To identify the fungus at the molecular level, genomic DNA of DUCC1302 was extracted using the method described by Kim et al. [8] and the β-tubulin gene was amplified by PCR using primers T10 and BT12 [9] and sequenced. A BLAST search of the GenBank database (http://www.ncbi.nlm.nih.gov/genbank/) using the determined sequence revealed that the highest similarity (98%) was with that of Ophiostoma ips (Rumbold) Nannf; therefore, we identified DUCC1302 as Ophiostoma ips. The determined β-tubulin gene sequence was deposited in the GenBank database under accession number KC588951 and a voucher specimen was deposited in the Dankook University Culture Collection (DUCC 1302).

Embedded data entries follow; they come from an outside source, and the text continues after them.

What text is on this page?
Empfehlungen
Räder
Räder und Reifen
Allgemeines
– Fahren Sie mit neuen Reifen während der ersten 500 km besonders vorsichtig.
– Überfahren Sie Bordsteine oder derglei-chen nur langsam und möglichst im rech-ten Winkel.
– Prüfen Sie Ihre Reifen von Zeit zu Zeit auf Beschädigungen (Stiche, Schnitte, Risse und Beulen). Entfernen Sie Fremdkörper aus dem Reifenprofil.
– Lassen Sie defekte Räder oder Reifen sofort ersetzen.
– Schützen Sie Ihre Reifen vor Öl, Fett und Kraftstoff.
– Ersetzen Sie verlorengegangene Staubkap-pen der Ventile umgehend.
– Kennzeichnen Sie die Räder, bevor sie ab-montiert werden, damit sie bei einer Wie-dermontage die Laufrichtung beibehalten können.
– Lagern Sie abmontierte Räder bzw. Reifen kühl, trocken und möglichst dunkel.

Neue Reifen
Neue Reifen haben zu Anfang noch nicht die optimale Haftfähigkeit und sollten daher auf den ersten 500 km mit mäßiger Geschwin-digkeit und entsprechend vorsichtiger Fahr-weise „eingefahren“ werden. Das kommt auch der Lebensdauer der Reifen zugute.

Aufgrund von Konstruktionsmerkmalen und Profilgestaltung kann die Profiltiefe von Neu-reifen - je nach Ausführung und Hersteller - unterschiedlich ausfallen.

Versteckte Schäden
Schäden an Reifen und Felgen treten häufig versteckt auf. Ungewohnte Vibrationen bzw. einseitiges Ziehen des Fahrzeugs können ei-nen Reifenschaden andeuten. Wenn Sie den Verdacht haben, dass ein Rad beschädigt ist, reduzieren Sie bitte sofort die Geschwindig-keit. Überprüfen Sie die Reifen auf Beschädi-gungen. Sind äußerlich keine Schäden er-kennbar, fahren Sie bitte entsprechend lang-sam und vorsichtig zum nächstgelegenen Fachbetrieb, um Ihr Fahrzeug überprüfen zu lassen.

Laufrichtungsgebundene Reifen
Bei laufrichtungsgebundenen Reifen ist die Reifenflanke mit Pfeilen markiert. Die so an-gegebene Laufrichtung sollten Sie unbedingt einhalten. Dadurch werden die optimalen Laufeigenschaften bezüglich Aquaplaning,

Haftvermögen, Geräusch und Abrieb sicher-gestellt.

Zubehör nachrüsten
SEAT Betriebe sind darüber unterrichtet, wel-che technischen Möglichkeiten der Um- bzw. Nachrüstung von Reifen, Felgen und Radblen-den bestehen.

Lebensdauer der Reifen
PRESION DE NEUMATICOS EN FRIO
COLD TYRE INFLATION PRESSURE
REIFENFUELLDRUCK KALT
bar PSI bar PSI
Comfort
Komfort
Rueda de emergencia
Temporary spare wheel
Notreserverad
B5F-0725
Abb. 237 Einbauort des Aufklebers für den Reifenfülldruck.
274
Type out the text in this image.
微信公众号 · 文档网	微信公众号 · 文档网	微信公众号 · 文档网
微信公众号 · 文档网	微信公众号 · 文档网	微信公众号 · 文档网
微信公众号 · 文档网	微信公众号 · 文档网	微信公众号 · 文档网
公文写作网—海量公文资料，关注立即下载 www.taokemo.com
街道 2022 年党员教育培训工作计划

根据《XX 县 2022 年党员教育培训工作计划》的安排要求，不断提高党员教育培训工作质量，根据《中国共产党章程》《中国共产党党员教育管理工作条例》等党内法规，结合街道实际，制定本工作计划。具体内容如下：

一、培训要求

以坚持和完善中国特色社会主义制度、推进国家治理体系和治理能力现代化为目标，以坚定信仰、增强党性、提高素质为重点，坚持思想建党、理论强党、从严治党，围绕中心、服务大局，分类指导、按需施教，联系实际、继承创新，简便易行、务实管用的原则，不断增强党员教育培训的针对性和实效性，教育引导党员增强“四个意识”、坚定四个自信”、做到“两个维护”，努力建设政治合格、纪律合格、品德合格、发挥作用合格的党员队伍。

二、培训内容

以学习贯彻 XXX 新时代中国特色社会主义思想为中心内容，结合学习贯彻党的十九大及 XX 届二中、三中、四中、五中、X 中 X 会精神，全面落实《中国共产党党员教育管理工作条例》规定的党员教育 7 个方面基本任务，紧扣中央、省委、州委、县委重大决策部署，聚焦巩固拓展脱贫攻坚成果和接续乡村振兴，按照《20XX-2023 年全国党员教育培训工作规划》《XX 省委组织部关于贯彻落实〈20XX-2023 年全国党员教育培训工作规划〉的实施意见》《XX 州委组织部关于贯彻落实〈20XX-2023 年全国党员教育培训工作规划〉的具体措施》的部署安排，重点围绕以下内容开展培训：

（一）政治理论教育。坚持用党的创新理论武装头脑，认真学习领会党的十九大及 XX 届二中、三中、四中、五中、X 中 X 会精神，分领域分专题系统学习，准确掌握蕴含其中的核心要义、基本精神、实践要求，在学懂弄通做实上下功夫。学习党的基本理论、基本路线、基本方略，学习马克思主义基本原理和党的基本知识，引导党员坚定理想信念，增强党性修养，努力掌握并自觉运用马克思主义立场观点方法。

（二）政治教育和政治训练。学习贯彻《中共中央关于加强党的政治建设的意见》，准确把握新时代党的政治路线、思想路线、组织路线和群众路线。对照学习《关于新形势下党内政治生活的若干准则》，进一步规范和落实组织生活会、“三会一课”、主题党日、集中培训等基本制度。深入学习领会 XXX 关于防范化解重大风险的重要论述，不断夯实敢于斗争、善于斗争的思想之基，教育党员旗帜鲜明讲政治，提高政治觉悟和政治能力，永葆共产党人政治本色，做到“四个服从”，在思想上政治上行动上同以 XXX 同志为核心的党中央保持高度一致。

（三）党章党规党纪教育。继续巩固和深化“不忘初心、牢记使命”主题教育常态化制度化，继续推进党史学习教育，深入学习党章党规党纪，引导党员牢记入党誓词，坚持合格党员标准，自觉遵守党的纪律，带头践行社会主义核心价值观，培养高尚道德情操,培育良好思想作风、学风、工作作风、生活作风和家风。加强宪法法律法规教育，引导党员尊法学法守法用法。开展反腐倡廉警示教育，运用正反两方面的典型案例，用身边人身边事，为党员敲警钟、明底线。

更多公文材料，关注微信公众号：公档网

O. ips is well known not only as a sapstainer, but also as a tree pathogen [10, 11]. Recently, O. ips has been reported in Korea from Japanese red pinewood [12]. However, the report only described telemorphic features of the species, even though it has two or three anamorphic features. In this study, we described the anamorphic features of O. ips in detail to help understand its fungal structure. In general, Ophiostoma are insect vectored fungal groups. Previously reported isolates showed a reddish brown colony color on MEA plates. Since the reddish brown colored O. ips was isolated from Tomicus piniperda beetle-infested wood, T. piniperda was assumed to be a vector of O. ips in Korea. In contrast to the reddish isolate, O. ips DUCC1302 showed dark brown to blackish colony color and was isolated from M. alternatus. Due to identification of O. ips from M. alternatus in this study, we could easily identify O. ips from Ophiostomatoid fungi obtained from PWN diseased Japanese black pine, Japanese red pine, and Korean pine (unpublished data). Since M. alternatus is the vector of nematode disease, we are certain that O. ips is a fungal associate of M. alternatus in Korea. Our certainty is supported by the fact that O. ips was identified from pupal chambers of the beetle from Bursaphelenchus xylophilus-infested Masson pine in Zhejiang in 2007, China [13]. Meanwhile, in Japan, O. minus has been reported as a fungal associate of M. alternatus and a food source for the beetle and pine wood nematode [14]. Currently, not much information is available regarding the association of O. ips with M. alternatus and its role(s) in the PWN disease cycle in nature. Further work is needed to explore this association. We expect that this report will be valuable to individuals involved in forest pathology and the wood products industry domestically and internationally.